NTS News Center - Latest News in Testing, Inspection and Certification

Solar Radiation Testing in Accordance with Method 505 of MIL-STD-810

MIL-STD-810 Procedure 2 Solar TestingSolar radiation (sunshine) testing is one of the basic tests required for any military equipment planned to be deployed in the open and therefore subject to direct radiation from the solar source. The effects of this radiant energy can generally be divided into two groups or classes, heat effects and photochemical effects. Heat effects on exposed equipment can raise the internal temperatures of the equipment substantially above the ambient air temperature. Temperatures in excess of 160oF have been recorded in parked aircraft exposed to the sun while ambient air temperature was in the 90oF range. Photochemical effects of sunlight may hasten the fading of colors and lead to the deterioration of plastics, paints, rubber and fabrics. The combined effects may lead to the outgassing of plasticizers in some materials along with discoloration and a reduction in transparency.

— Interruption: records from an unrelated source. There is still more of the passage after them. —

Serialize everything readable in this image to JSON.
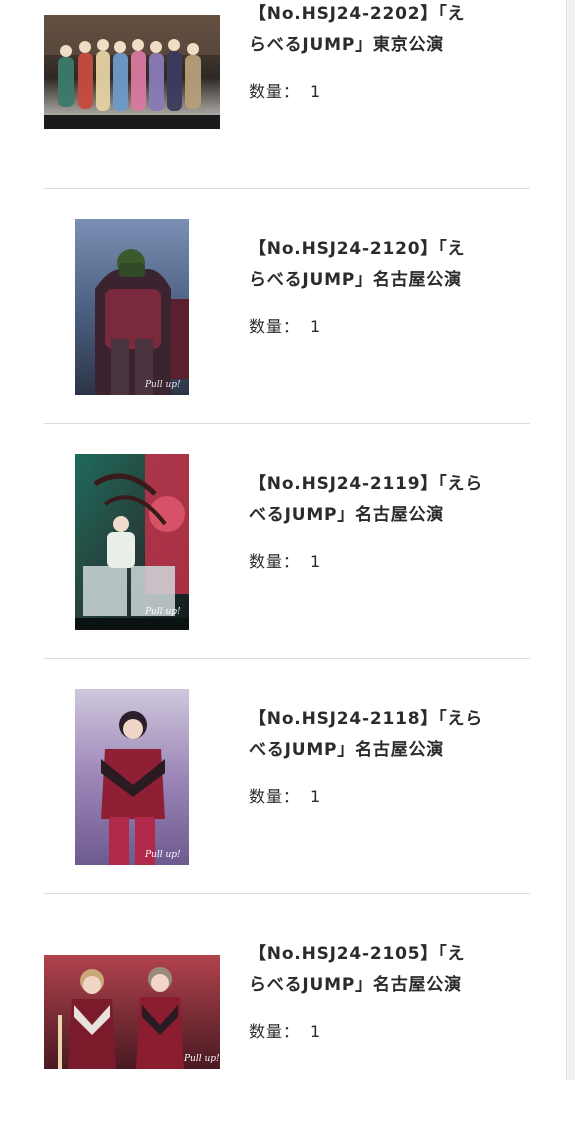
{
  "items": [
    {
      "title_lines": [
        "【No.HSJ24-2202】「え",
        "らべるJUMP」東京公演"
      ],
      "qty_label": "数量：",
      "qty_value": "1",
      "thumb_alt": "group-photo"
    },
    {
      "title_lines": [
        "【No.HSJ24-2120】「え",
        "らべるJUMP」名古屋公演"
      ],
      "qty_label": "数量：",
      "qty_value": "1",
      "thumb_alt": "solo-photo"
    },
    {
      "title_lines": [
        "【No.HSJ24-2119】「えら",
        "べるJUMP」名古屋公演"
      ],
      "qty_label": "数量：",
      "qty_value": "1",
      "thumb_alt": "solo-photo"
    },
    {
      "title_lines": [
        "【No.HSJ24-2118】「えら",
        "べるJUMP」名古屋公演"
      ],
      "qty_label": "数量：",
      "qty_value": "1",
      "thumb_alt": "solo-photo"
    },
    {
      "title_lines": [
        "【No.HSJ24-2105】「え",
        "らべるJUMP」名古屋公演"
      ],
      "qty_label": "数量：",
      "qty_value": "1",
      "thumb_alt": "duo-photo"
    }
  ],
  "colors": {
    "text": "#2b2b2b",
    "divider": "#dcdcdc",
    "background": "#ffffff"
  }
}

MIL-STD-810, Method 505.5 outlines two procedures for performing the Solar Radiation test. Procedure I requires a cyclic exposure based on the diurnal cycle and is most useful for determining heating effects on exposed materiel as well as materiel enclosed within a container. Procedure II is a steady state (non-cyclic) exposure most useful for evaluating actinic (photochemical) effects of ultraviolet radiation on materiel since it represents an accelerated test with a factor of 2.5. Because Procedure I is more akin to a natural cycle and does not have the acceleration factor of Procedure II, it is not an efficient cycle with which to evaluate long term exposures. Therefore, when it is used mainly to evaluate the direct heating effect, Procedure I can be performed with source lamp arrays emitting less than the full solar spectrum. Procedure II however, demands full spectrum sources emitting light in the ultraviolet range if the total effects of long term exposure are to be properly evaluated.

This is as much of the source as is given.